Brief 26: FDI and Bribery in Vietnam
EGAP Researcher: Edmund Malesky, Nathan Jensen
Other Authors: Dimitar D. Gueorguiev
Geographical Region: Asia
Research Question: How does a country’s openness to foreign investment impact corruption? Do protected industries in emerging markets encourage the use of bribes?
Preparer: Damaris Colhoun
Background:
According to a New York Times investigative report, between 2002 and 2005, Walmart paid more than $24 million in bribes to Mexican officials, obtaining, in days, permits that typically took months to process. Similar transgressions by the multinational retail giant were found in Brazil, India, and China. And Walmart is not alone. Siemens AG and GlaxoSmithKline have also been cited in high-profile bribery cases. This pattern of corruption in emerging markets is in stark contrast to prevailing research, which suggests foreign investment reduces incentives to bribe. The authors of this study believe there is a good reason for this discrepancy: the research is too “broad-brush,” relying heavily on data aggregated from total foreign investment entering an economy, and as a result, fails to isolate the actual cause of corruption. To demonstrate their point, researchers turned to Vietnam, an illuminating test case for three reasons: its communist past and relatively recent, incomplete liberalization; its high rate of reported corruption; and, the bilateral trade agreements it signed in 2000 and 2006. These agreements–the first with the United States and the second with the World Trade Organization–were not implemented uniformly: some sectors remained closed entirely to foreign firms while others required special approval from the prime minister’s office, known as “Group A” projects.

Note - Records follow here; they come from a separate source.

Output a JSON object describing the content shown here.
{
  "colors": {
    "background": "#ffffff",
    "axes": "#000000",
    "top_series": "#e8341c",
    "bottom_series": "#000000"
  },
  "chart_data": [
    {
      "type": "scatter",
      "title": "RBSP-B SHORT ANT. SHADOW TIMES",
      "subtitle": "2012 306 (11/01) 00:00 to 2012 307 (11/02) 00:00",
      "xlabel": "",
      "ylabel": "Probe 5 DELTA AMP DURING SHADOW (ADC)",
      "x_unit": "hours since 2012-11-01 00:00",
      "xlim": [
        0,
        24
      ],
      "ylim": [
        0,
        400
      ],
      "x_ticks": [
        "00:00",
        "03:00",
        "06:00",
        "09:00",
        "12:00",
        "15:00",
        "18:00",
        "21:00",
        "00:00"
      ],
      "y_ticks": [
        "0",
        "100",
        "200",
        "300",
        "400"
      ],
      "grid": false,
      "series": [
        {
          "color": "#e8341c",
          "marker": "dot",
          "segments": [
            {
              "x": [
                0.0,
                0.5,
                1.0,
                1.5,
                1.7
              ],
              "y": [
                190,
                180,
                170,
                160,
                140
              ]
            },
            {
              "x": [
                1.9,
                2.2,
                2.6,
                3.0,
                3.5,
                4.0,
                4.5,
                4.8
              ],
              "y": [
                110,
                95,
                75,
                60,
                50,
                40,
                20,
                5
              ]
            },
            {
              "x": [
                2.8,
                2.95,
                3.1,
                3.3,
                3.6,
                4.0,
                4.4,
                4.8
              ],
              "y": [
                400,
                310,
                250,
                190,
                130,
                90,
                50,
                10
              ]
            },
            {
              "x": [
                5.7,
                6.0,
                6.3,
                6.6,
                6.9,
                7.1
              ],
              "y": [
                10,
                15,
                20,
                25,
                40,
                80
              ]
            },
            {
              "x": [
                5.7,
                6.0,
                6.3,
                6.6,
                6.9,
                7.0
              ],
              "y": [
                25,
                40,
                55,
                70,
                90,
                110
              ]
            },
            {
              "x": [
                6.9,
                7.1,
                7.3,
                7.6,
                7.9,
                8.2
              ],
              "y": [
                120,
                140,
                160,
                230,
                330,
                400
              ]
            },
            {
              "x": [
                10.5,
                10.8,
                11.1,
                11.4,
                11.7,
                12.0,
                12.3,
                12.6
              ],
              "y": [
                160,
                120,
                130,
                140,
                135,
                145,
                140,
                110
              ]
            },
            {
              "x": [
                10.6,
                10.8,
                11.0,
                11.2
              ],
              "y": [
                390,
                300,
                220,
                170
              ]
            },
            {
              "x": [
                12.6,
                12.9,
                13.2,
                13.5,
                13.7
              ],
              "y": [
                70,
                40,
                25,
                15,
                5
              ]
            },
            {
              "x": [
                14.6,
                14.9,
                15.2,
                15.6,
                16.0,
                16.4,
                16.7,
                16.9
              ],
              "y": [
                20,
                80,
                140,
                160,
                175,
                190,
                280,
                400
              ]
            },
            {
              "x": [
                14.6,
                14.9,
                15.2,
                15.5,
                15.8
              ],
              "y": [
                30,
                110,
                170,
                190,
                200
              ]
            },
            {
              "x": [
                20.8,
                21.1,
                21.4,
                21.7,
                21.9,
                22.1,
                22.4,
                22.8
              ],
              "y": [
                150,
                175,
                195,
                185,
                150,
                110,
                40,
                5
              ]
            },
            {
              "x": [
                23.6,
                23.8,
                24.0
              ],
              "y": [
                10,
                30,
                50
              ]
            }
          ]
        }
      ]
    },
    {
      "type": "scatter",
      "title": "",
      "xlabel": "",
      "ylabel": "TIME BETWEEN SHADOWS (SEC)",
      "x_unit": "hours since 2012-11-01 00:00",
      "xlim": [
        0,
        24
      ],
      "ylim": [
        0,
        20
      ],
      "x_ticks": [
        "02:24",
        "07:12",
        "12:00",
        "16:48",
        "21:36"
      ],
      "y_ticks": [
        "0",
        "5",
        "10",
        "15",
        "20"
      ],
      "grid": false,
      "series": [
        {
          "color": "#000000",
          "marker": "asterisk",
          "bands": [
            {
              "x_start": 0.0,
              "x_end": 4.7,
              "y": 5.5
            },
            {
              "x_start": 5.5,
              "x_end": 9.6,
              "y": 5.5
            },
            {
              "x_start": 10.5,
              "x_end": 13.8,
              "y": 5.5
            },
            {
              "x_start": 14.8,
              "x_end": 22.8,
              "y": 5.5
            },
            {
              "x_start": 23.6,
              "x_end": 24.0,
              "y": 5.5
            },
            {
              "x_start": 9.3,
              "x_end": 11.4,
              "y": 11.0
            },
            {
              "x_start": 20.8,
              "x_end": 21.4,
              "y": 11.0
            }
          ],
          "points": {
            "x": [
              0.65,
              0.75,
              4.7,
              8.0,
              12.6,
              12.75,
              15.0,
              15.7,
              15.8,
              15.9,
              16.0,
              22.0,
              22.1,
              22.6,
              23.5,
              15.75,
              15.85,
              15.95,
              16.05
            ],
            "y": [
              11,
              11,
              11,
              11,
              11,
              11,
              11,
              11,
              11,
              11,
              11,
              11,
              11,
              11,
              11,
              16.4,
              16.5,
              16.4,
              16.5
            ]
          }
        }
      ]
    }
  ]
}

According to Vietnam’s Common Investment Law, Group A restrictions applied to all sectors that have an impact on national defense, security, social order, safety, and public health. These sectors are dominated by state-owned enterprises and, not coincidentally, offer greater potential gain, with fewer enterprises competing and profit margins 13% higher than unrestricted sectors. This promise of profitability theoretically incentivizes foreign enterprises to “pay for the privilege.” It also gave researchers an opportunity: by comparing the registration activity of domestic and foreign firms in both restricted and unrestricted sectors, they could get past abstract perceptions of corruption and track actual behavior in paying bribes.
Research Design:
To test their theory, researchers employed original, firm-level survey experiments, conducted annually for three years starting in 2010. More than 19,000 domestic firms and nearly 4,000 foreign investment enterprises were contacted, all of which had registered after 2000. These firms were randomly divided into two groups: those who’d receive “form A” and those who’d receive “form B”. Both forms contained a list of four common activities related to business registration– “Hired a local consulting/law firm to obtain the license…” being one example. But only “form B” contained an activity related to bribery: “Paid informal charge to expedite procedures.” The interviewer and researcher were not aware which form a specific firm received and the firm was only asked to identify the number of activities they participated in. As a result, respondents could reveal critical information without fear, removing the threat of firms lying in order to avoid incriminating themselves.
Results:
Consistent with researchers’ hypothesis, there is very little difference between the bribe activity of foreign and domestic firms in unrestricted sectors, with 18% of foreign firms and 21% of domestic firms answering “yes” to the form B “informal charge” question. Group A projects, however, told a very different story. Domestic firms paid bribes at roughly the same rate in restricted sectors as they did in unrestricted sectors, an unsurprising result considering that most restricted sectors in the analysis were completely open to domestic investment. On the other hand, foreign enterprises required to go through the prime minister’s office paid bribes 48% of the time, a shockingly high rate.
Policy Implications:
This study demonstrates that corruption, like other business activities, is nuanced, a two-way street where behavior is dictated by expected gains by both parties: foreign enterprises and the officials they bribe. It is not simply an additional tax on doing business. Vietnam incentivizes foreign investors to pay for the privilege of doing business in the nation’s most profitable sectors. By removing restrictions, the value of bribing would be reduced. The overall registration bribe rate in Vietnam is 19.4%. Researchers estimate that if the government removed all remaining restrictions on foreign investment, that rate would fall to 16.6%. Vietnam resembles many other liberalizing economies that have state owned enterprises operating alongside private domestic and foreign companies. By instituting entry restrictions to help cultivate state businesses, they have also encouraged foreign enterprises to bribe their way into guaranteed profits.